Chemical analysis of the remains ofanimal fats, plant wax, fish oils Ypreserved resins In prehistoric ceramics, it has allowed the Cubas team to explore the different uses of these containers by Neolithic communities, and particularly their relationship with agricultural and livestock activities.
The results of the study, published in the journalNature Communications, reflect agreat variation in the use of ceramics among these communities.
Among the resources identified, thedairy products, whose presence increases towards northern Europe, the French Atlantic region and the British Isles.
“Our study offers a broad regional comparison on the use of ceramics during Prehistory. These results contribute to obtain more information on how human groups lived during this process of change so momentous that led to the introduction of livestock and agriculture ", says Miriam Cubas, lead author of the article.
Livestock differences between northern and southern Europe
The authors, among whom isAndré Colonese, a researcher from the Department of Prehistory and the Institute of Environmental Science and Technology of the Autonomous University of Barcelona (ICTA-UAB), reveal that these differences may be related to the various livestock activities, with a greater presence of thecattle in the north and sheep and goat-centered livestock farming in southern Europe.

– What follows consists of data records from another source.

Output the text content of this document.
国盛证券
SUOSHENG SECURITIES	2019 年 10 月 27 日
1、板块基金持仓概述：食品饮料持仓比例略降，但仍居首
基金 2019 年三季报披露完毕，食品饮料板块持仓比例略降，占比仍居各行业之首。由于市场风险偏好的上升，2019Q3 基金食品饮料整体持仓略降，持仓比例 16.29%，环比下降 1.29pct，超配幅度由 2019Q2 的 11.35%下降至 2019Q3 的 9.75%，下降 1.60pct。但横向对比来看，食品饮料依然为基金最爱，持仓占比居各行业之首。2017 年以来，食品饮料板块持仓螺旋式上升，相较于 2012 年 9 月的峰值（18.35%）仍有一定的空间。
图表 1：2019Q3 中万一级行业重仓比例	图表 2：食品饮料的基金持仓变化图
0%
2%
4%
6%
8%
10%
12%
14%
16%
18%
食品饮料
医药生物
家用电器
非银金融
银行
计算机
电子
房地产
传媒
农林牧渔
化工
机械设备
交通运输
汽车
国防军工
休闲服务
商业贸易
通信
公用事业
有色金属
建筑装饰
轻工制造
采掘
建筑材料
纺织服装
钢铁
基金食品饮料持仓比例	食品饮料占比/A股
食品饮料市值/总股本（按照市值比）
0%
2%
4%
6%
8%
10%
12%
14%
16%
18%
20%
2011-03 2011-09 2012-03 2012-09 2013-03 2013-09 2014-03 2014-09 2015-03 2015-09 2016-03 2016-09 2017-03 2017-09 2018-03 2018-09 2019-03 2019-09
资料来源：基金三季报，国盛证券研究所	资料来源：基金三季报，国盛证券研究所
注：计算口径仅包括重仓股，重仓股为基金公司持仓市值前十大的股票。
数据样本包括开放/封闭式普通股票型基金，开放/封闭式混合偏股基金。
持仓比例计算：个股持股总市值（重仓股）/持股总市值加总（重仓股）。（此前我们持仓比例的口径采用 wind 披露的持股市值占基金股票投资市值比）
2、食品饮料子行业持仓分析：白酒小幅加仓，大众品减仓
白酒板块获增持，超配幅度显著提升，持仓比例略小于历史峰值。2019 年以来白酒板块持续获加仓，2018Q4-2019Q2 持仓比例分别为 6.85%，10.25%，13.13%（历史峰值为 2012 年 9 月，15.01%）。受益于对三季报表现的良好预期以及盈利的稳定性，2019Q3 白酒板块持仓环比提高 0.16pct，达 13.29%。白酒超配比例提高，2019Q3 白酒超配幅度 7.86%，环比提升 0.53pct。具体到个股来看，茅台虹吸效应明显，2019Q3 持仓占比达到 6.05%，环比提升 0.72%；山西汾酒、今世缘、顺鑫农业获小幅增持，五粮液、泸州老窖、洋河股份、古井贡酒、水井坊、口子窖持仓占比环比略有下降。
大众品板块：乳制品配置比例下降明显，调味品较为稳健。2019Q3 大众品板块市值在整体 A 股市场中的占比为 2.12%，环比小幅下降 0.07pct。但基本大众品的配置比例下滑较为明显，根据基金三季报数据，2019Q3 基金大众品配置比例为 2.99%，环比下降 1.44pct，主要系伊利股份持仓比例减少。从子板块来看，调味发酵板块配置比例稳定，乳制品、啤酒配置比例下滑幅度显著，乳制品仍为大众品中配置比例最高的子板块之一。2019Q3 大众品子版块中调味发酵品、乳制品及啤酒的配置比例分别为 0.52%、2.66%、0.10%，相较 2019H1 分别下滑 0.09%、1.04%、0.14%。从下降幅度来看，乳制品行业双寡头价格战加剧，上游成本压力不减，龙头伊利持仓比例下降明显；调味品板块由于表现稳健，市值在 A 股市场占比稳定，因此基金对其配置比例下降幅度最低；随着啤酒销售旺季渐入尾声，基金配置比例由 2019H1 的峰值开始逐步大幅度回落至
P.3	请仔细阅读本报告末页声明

In theIberian Peninsula These culinary practices reflect an importance of meat resources from domestic animals (sheep and goat) that are introduced in those moments.

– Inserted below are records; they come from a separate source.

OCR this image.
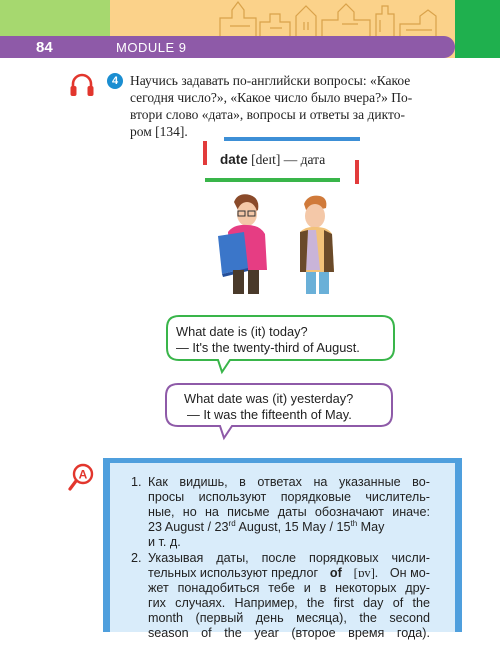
84	MODULE 9
4 Научись задавать по-английски вопросы: «Какое
сегодня число?», «Какое число было вчера?» По-
втори слово «дата», вопросы и ответы за дикто-
ром [134].
date [deɪt] — дата
What date is (it) today?
— It's the twenty-third of August.
What date was (it) yesterday?
— It was the fifteenth of May.
А
1. Как видишь, в ответах на указанные во-
просы используют порядковые числитель-
ные, но на письме даты обозначают иначе:
23 August / 23rd August, 15 May / 15th May
и т. д.
2. Указывая даты, после порядковых числи-
тельных используют предлог of [ɒv]. Он мо-
жет понадобиться тебе и в некоторых дру-
гих случаях. Например, the first day of the
month (первый день месяца), the second
season of the year (второе время года).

This is one of the broadest regional comparisons published to date on the use of ceramics during Prehistory.
“The differences regarding the frequency of appearance of dairy products could be important for understanding the evolution oflactose tolerance in adults in Europe. Nowadays, the genetic mutations that allow adults to digest the lactose present in milk have a greater presence in northwestern Europe than in southern regions ”, he says.Oliver Craig, of the Department of Archeology of the University of York.
Absence of seafood
Another of the most surprising findings is the absence ofseafood in documented ceramics, even in archaeological sites located in coastal areas, where these food resources are clearly available. An exception is the Baltic area, where both dairy resources and foods of marine origin were prepared in pottery.
"These data offer us a window into the richness of culinary traditions among the early farmers of Western Europe, and the ability these groups had to adapt to different climatic and cultural conditions," adds André Colonese.
The team of researchers has analyzed the organic residues preserved in ancient Neolithic ceramics from24 archaeological sites located between Portugal and the Baltic. The research allows us to expand our knowledge about the culinary practices of these first agricultural societies, the role that different foods played and their impact on the diet of the first peasant communities.
Cubas et al. 2020. “Latitudinal gradient in dairy production with the introduction of farming in Atlantic Europe”.Nature Communications. doi: 10.1038 / s41467-020-15907-4.
Research funded by the European Commission through a Marie Curie project (First ceramics of Atlantic Europe: manufacture and function -CerAM, MSC 653354) led by Miriam Cubas.